There are numerous reasons that justify this concern.  Segments of the public involved in these discussions harbor distinctive and incompatible—and sometimes conceptually confused and unclear—notions of what “ethics” entail.  From individual and culturally-determined intuitions regarding right conduct, through the achievement of beneficial outcomes, all the way to equating ethics merely to legal compliance, this results in frequent and virtually hopeless equivocation.  Moreover, many scientists and engineers (not to mention military personnel) tend to view the wider public’s concern with “ethics” as misplaced, and regard the invocation of “ethics” in these contexts as little more than a pretext for technologically and scientifically illiterate, fear-mongering, nay-saying Luddites who  simply wish to impede the progress of science and technology.

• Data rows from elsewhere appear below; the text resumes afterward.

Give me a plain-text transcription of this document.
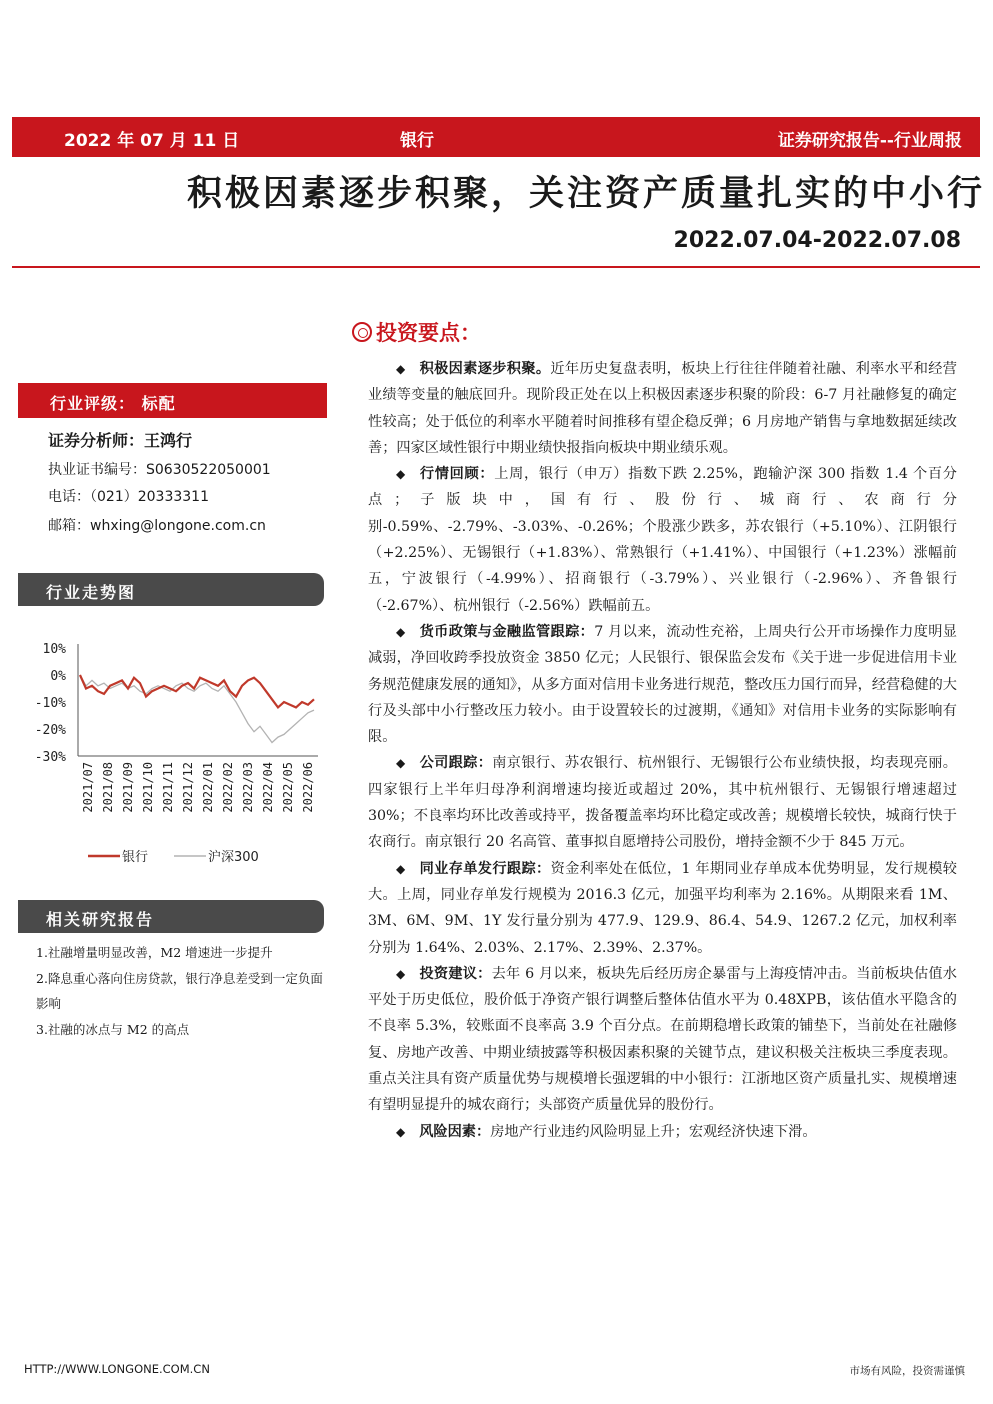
2022 年 07 月 11 日	银行	证券研究报告--行业周报
积极因素逐步积聚，关注资产质量扎实的中小行
2022.07.04-2022.07.08
行业评级： 标配
证券分析师：王鸿行
执业证书编号：S0630522050001
电话：（021）20333311
邮箱：whxing@longone.com.cn
行业走势图
10%
0%
-10%
-20%
-30%
2021/07 2021/08 2021/09 2021/10 2021/11 2021/12 2022/01 2022/02 2022/03 2022/04 2022/05 2022/06
银行	沪深300
相关研究报告
1.社融增量明显改善，M2 增速进一步提升
2.降息重心落向住房贷款，银行净息差受到一定负面影响
3.社融的冰点与 M2 的高点
投资要点：

◆ 积极因素逐步积聚。近年历史复盘表明，板块上行往往伴随着社融、利率水平和经营业绩等变量的触底回升。现阶段正处在以上积极因素逐步积聚的阶段：6-7 月社融修复的确定性较高；处于低位的利率水平随着时间推移有望企稳反弹；6 月房地产销售与拿地数据延续改善；四家区域性银行中期业绩快报指向板块中期业绩乐观。

◆ 行情回顾：上周，银行（申万）指数下跌 2.25%，跑输沪深 300 指数 1.4 个百分点；子版块中，国有行、股份行、城商行、农商行分别-0.59%、-2.79%、-3.03%、-0.26%；个股涨少跌多，苏农银行（+5.10%）、江阴银行（+2.25%）、无锡银行（+1.83%）、常熟银行（+1.41%）、中国银行（+1.23%）涨幅前五，宁波银行（-4.99%）、招商银行（-3.79%）、兴业银行（-2.96%）、齐鲁银行（-2.67%）、杭州银行（-2.56%）跌幅前五。

◆ 货币政策与金融监管跟踪：7 月以来，流动性充裕，上周央行公开市场操作力度明显减弱，净回收跨季投放资金 3850 亿元；人民银行、银保监会发布《关于进一步促进信用卡业务规范健康发展的通知》，从多方面对信用卡业务进行规范，整改压力国行而异，经营稳健的大行及头部中小行整改压力较小。由于设置较长的过渡期，《通知》对信用卡业务的实际影响有限。

◆ 公司跟踪：南京银行、苏农银行、杭州银行、无锡银行公布业绩快报，均表现亮丽。四家银行上半年归母净利润增速均接近或超过 20%，其中杭州银行、无锡银行增速超过 30%；不良率均环比改善或持平，拨备覆盖率均环比稳定或改善；规模增长较快，城商行快于农商行。南京银行 20 名高管、董事拟自愿增持公司股份，增持金额不少于 845 万元。

◆ 同业存单发行跟踪：资金利率处在低位，1 年期同业存单成本优势明显，发行规模较大。上周，同业存单发行规模为 2016.3 亿元，加强平均利率为 2.16%。从期限来看 1M、3M、6M、9M、1Y 发行量分别为 477.9、129.9、86.4、54.9、1267.2 亿元，加权利率分别为 1.64%、2.03%、2.17%、2.39%、2.37%。

◆ 投资建议：去年 6 月以来，板块先后经历房企暴雷与上海疫情冲击。当前板块估值水平处于历史低位，股价低于净资产银行调整后整体估值水平为 0.48XPB，该估值水平隐含的不良率 5.3%，较账面不良率高 3.9 个百分点。在前期稳增长政策的铺垫下，当前处在社融修复、房地产改善、中期业绩披露等积极因素积聚的关键节点，建议积极关注板块三季度表现。重点关注具有资产质量优势与规模增长强逻辑的中小银行：江浙地区资产质量扎实、规模增速有望明显提升的城农商行；头部资产质量优异的股份行。

◆ 风险因素：房地产行业违约风险明显上升；宏观经济快速下滑。

HTTP://WWW.LONGONE.COM.CN	市场有风险，投资需谨慎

Why insist on invoking fear and mistrust, and posing allegedly “moral” objections to the development and use of unmanned systems, instead of defining clear engineering design specifications and operational outcomes that incorporate the main ethical concerns?  Why not require engineers and the military to design, build and operate to these standards, if they are able, and otherwise to desist, until they succeed?  Why engage in a science-fiction debate over the future prospects for artificial machine intelligence that would incorporate analogues of human moral cognition, when what is required is far more feasible and less exotic: machines that function reliably, safely, and fully in conformance with applicable international laws—such as the law of armed conflict (LOAC) when operating in wartime. And why insist that the advent of cyber conflict is a “game changer” that ushers in a new mode of unrestricted warfare, in which all the known laws and moral principles of armed conflict are rendered obsolete, when what is required is merely appropriate analogical reasoning to determine how the known constraints extrapolate to these novel conditions?

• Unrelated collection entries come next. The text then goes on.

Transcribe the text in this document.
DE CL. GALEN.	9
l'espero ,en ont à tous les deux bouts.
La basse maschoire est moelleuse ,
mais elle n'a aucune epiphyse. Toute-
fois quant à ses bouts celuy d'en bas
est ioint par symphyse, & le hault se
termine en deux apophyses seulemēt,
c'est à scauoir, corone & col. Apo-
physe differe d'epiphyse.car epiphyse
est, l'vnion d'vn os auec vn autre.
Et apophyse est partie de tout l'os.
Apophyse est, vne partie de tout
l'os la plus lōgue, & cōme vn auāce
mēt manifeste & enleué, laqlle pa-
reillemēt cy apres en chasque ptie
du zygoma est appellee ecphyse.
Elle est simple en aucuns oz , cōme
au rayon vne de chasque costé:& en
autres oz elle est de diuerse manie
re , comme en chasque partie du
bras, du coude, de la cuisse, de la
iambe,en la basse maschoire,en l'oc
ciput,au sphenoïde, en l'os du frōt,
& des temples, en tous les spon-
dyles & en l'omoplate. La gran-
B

I propose initial outlines of a framework for identifying and fostering productive debate over the acceptable ethical boundaries regarding novel technologies.  First, I survey the state of discourse surrounding the ethics of autonomous weapon systems and cyber warfare.  Next, I discuss how attempting to codify the emerging consensus on ethical boundaries for a given technology can focus the conversation on unsettled areas more effectively than vague moral discourse.  Thirdly, I offer a set of Precepts for the development and operation of autonomous systems, and invite discussion on their accuracy and degree of comprehensiveness. Finally, I suggest how this methodology and many of these individual precepts apply toward the regulation and governance of other military technologies as well.